O ex-prefeito de Belo Jardim e advogado Cecílio Galvão deverá ser conduzido de forma coercitiva para prestar depoimento à Carlos Viana CPMI do INSS, no Senado Federal. A medida foi anunciada nesta segunda-feira (2) pelo presidente da comissão, o senador Carlos Viana (Podemos-MG), após Galvão faltar pela segunda vez consecutiva ao depoimento para o qual havia sido convocado.
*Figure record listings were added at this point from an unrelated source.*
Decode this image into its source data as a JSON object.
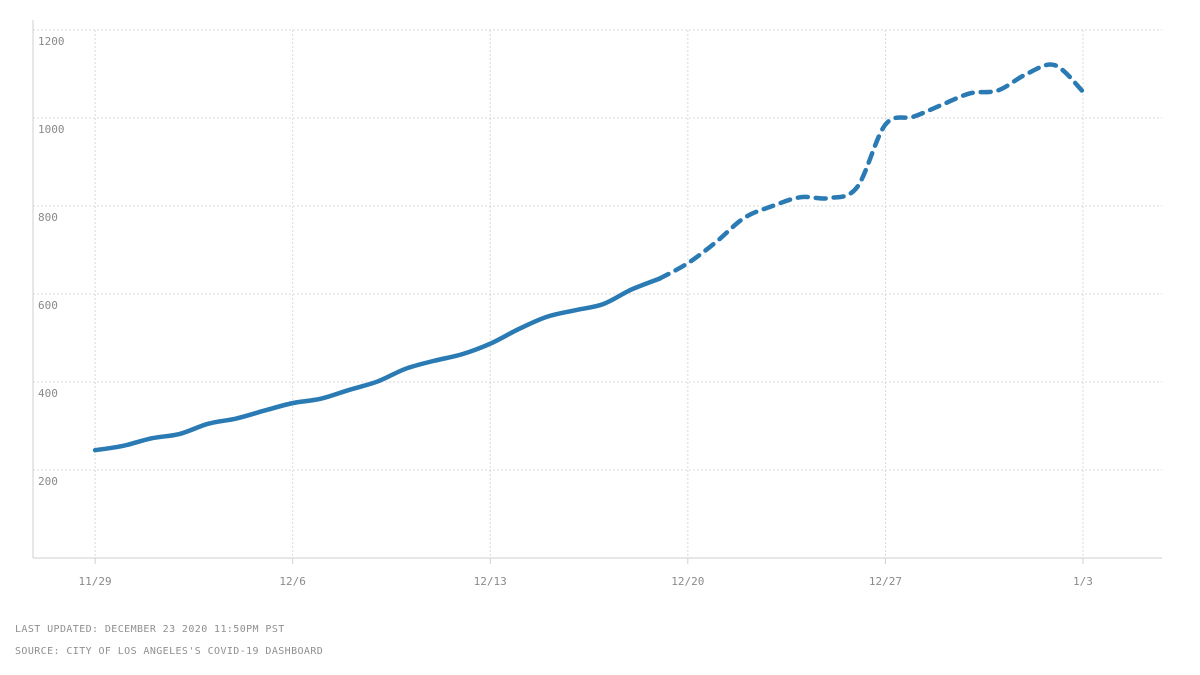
{
  "chart_data": {
    "type": "line",
    "title": "",
    "xlabel": "",
    "ylabel": "",
    "x_tick_labels": [
      "11/29",
      "12/6",
      "12/13",
      "12/20",
      "12/27",
      "1/3"
    ],
    "y_tick_labels": [
      "200",
      "400",
      "600",
      "800",
      "1000",
      "1200"
    ],
    "y_ticks": [
      200,
      400,
      600,
      800,
      1000,
      1200
    ],
    "ylim": [
      0,
      1200
    ],
    "xlim_days": [
      -2.2,
      37.8
    ],
    "grid": true,
    "series": [
      {
        "style": "solid",
        "color": "#2a7ab4",
        "points": [
          [
            0,
            245
          ],
          [
            1,
            255
          ],
          [
            2,
            272
          ],
          [
            3,
            282
          ],
          [
            4,
            305
          ],
          [
            5,
            317
          ],
          [
            6,
            335
          ],
          [
            7,
            352
          ],
          [
            8,
            362
          ],
          [
            9,
            382
          ],
          [
            10,
            401
          ],
          [
            11,
            430
          ],
          [
            12,
            448
          ],
          [
            13,
            463
          ],
          [
            14,
            487
          ],
          [
            15,
            520
          ],
          [
            16,
            548
          ],
          [
            17,
            563
          ],
          [
            18,
            577
          ],
          [
            19,
            610
          ],
          [
            20,
            635
          ]
        ]
      },
      {
        "style": "dashed",
        "color": "#2a7ab4",
        "points": [
          [
            20,
            635
          ],
          [
            21,
            670
          ],
          [
            22,
            718
          ],
          [
            23,
            773
          ],
          [
            24,
            800
          ],
          [
            25,
            820
          ],
          [
            26,
            818
          ],
          [
            27,
            843
          ],
          [
            28,
            985
          ],
          [
            29,
            1003
          ],
          [
            30,
            1030
          ],
          [
            31,
            1056
          ],
          [
            32,
            1063
          ],
          [
            33,
            1100
          ],
          [
            34,
            1120
          ],
          [
            35,
            1060
          ]
        ]
      }
    ]
  },
  "footer": {
    "updated": "LAST UPDATED: DECEMBER 23 2020 11:50PM PST",
    "source": "SOURCE: CITY OF LOS ANGELES'S COVID-19 DASHBOARD"
  }
}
Segundo Viana, o advogado foi localizado pela Polícia Federal em São Paulo depois de permanecer com paradeiro desconhecido até o início da sessão. Diante da nova ausência, foi determinada a condução coercitiva para que ele compareça à comissão na próxima quinta-feira (5), quando deverá prestar esclarecimentos aos parlamentares.
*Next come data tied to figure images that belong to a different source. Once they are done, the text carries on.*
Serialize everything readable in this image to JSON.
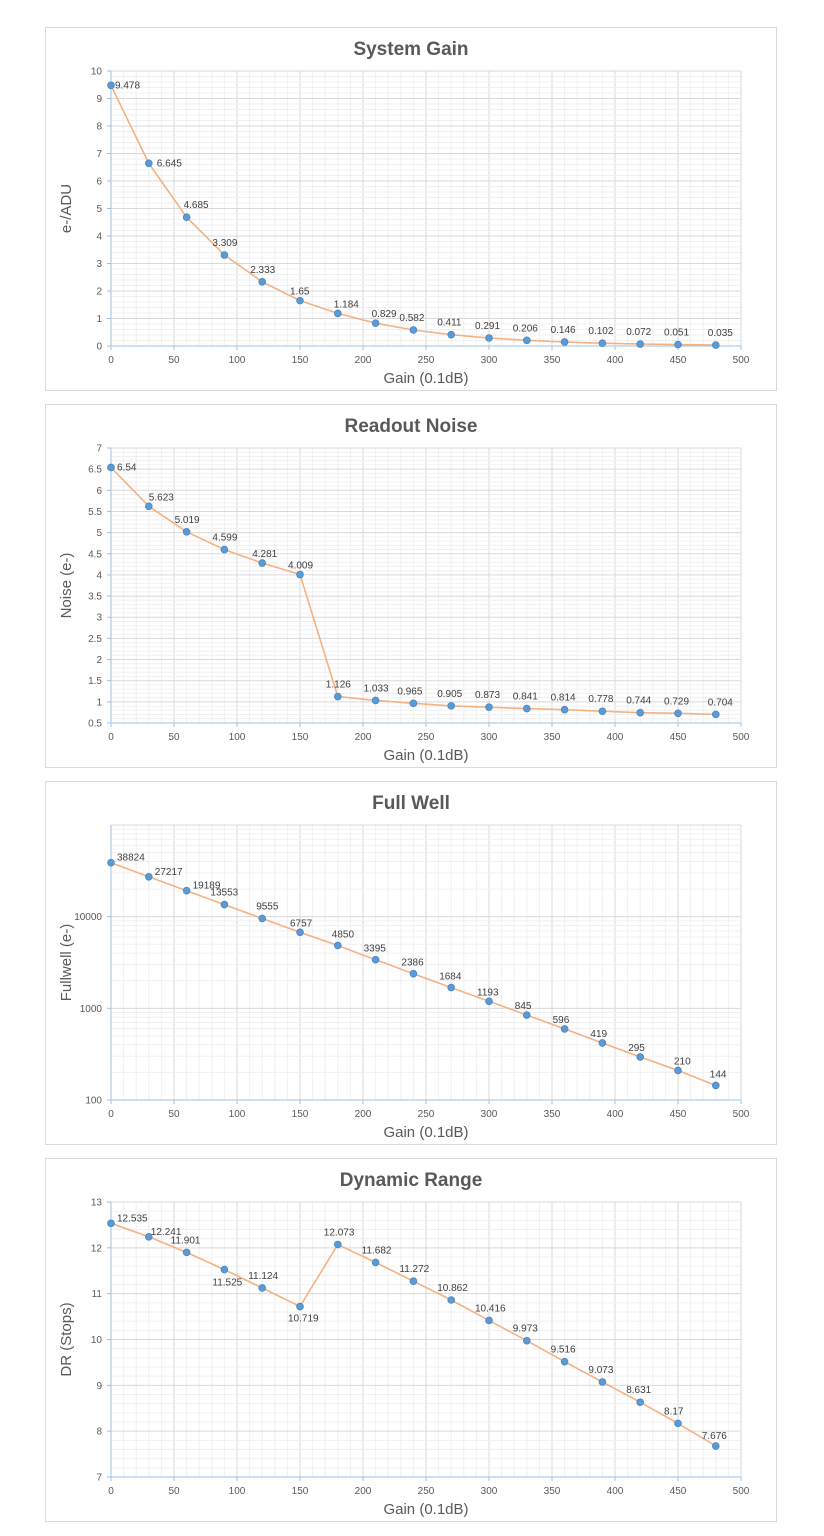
{
  "chart_data": [
    {
      "type": "line",
      "title": "System Gain",
      "xlabel": "Gain (0.1dB)",
      "ylabel": "e-/ADU",
      "xlim": [
        0,
        500
      ],
      "ylim": [
        0,
        10
      ],
      "x_ticks": [
        "0",
        "50",
        "100",
        "150",
        "200",
        "250",
        "300",
        "350",
        "400",
        "450",
        "500"
      ],
      "y_ticks": [
        "0",
        "1",
        "2",
        "3",
        "4",
        "5",
        "6",
        "7",
        "8",
        "9",
        "10"
      ],
      "y_scale": "linear",
      "grid": true,
      "x": [
        0,
        30,
        60,
        90,
        120,
        150,
        180,
        210,
        240,
        270,
        300,
        330,
        360,
        390,
        420,
        450,
        480
      ],
      "values": [
        9.478,
        6.645,
        4.685,
        3.309,
        2.333,
        1.65,
        1.184,
        0.829,
        0.582,
        0.411,
        0.291,
        0.206,
        0.146,
        0.102,
        0.072,
        0.051,
        0.035
      ],
      "labels": [
        "9.478",
        "6.645",
        "4.685",
        "3.309",
        "2.333",
        "1.65",
        "1.184",
        "0.829",
        "0.582",
        "0.411",
        "0.291",
        "0.206",
        "0.146",
        "0.102",
        "0.072",
        "0.051",
        "0.035"
      ],
      "line_color": "#f4b183",
      "marker_color": "#5b9bd5"
    },
    {
      "type": "line",
      "title": "Readout Noise",
      "xlabel": "Gain (0.1dB)",
      "ylabel": "Noise (e-)",
      "xlim": [
        0,
        500
      ],
      "ylim": [
        0.5,
        7
      ],
      "x_ticks": [
        "0",
        "50",
        "100",
        "150",
        "200",
        "250",
        "300",
        "350",
        "400",
        "450",
        "500"
      ],
      "y_ticks": [
        "0.5",
        "1",
        "1.5",
        "2",
        "2.5",
        "3",
        "3.5",
        "4",
        "4.5",
        "5",
        "5.5",
        "6",
        "6.5",
        "7"
      ],
      "y_scale": "linear",
      "grid": true,
      "x": [
        0,
        30,
        60,
        90,
        120,
        150,
        180,
        210,
        240,
        270,
        300,
        330,
        360,
        390,
        420,
        450,
        480
      ],
      "values": [
        6.54,
        5.623,
        5.019,
        4.599,
        4.281,
        4.009,
        1.126,
        1.033,
        0.965,
        0.905,
        0.873,
        0.841,
        0.814,
        0.778,
        0.744,
        0.729,
        0.704
      ],
      "labels": [
        "6.54",
        "5.623",
        "5.019",
        "4.599",
        "4.281",
        "4.009",
        "1.126",
        "1.033",
        "0.965",
        "0.905",
        "0.873",
        "0.841",
        "0.814",
        "0.778",
        "0.744",
        "0.729",
        "0.704"
      ],
      "line_color": "#f4b183",
      "marker_color": "#5b9bd5"
    },
    {
      "type": "line",
      "title": "Full Well",
      "xlabel": "Gain (0.1dB)",
      "ylabel": "Fullwell (e-)",
      "xlim": [
        0,
        500
      ],
      "ylim": [
        100,
        100000
      ],
      "x_ticks": [
        "0",
        "50",
        "100",
        "150",
        "200",
        "250",
        "300",
        "350",
        "400",
        "450",
        "500"
      ],
      "y_ticks": [
        "100",
        "1000",
        "10000"
      ],
      "y_scale": "log",
      "grid": true,
      "x": [
        0,
        30,
        60,
        90,
        120,
        150,
        180,
        210,
        240,
        270,
        300,
        330,
        360,
        390,
        420,
        450,
        480
      ],
      "values": [
        38824,
        27217,
        19189,
        13553,
        9555,
        6757,
        4850,
        3395,
        2386,
        1684,
        1193,
        845,
        596,
        419,
        295,
        210,
        144
      ],
      "labels": [
        "38824",
        "27217",
        "19189",
        "13553",
        "9555",
        "6757",
        "4850",
        "3395",
        "2386",
        "1684",
        "1193",
        "845",
        "596",
        "419",
        "295",
        "210",
        "144"
      ],
      "line_color": "#f4b183",
      "marker_color": "#5b9bd5"
    },
    {
      "type": "line",
      "title": "Dynamic Range",
      "xlabel": "Gain (0.1dB)",
      "ylabel": "DR (Stops)",
      "xlim": [
        0,
        500
      ],
      "ylim": [
        7,
        13
      ],
      "x_ticks": [
        "0",
        "50",
        "100",
        "150",
        "200",
        "250",
        "300",
        "350",
        "400",
        "450",
        "500"
      ],
      "y_ticks": [
        "7",
        "8",
        "9",
        "10",
        "11",
        "12",
        "13"
      ],
      "y_scale": "linear",
      "grid": true,
      "x": [
        0,
        30,
        60,
        90,
        120,
        150,
        180,
        210,
        240,
        270,
        300,
        330,
        360,
        390,
        420,
        450,
        480
      ],
      "values": [
        12.535,
        12.241,
        11.901,
        11.525,
        11.124,
        10.719,
        12.073,
        11.682,
        11.272,
        10.862,
        10.416,
        9.973,
        9.516,
        9.073,
        8.631,
        8.17,
        7.676
      ],
      "labels": [
        "12.535",
        "12.241",
        "11.901",
        "11.525",
        "11.124",
        "10.719",
        "12.073",
        "11.682",
        "11.272",
        "10.862",
        "10.416",
        "9.973",
        "9.516",
        "9.073",
        "8.631",
        "8.17",
        "7.676"
      ],
      "line_color": "#f4b183",
      "marker_color": "#5b9bd5"
    }
  ]
}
A convocação de Cecílio Galvão foi aprovada ainda em 2025, mas ele não compareceu à primeira data marcada nem à segunda tentativa de oitiva. O relator da CPMI, o deputado federal Alfredo Gaspar, chegou a solicitar que o depoimento ocorresse ainda nesta segunda-feira, pedindo que a Polícia Federal fosse acionada para levá-lo imediatamente às dependências do Senado.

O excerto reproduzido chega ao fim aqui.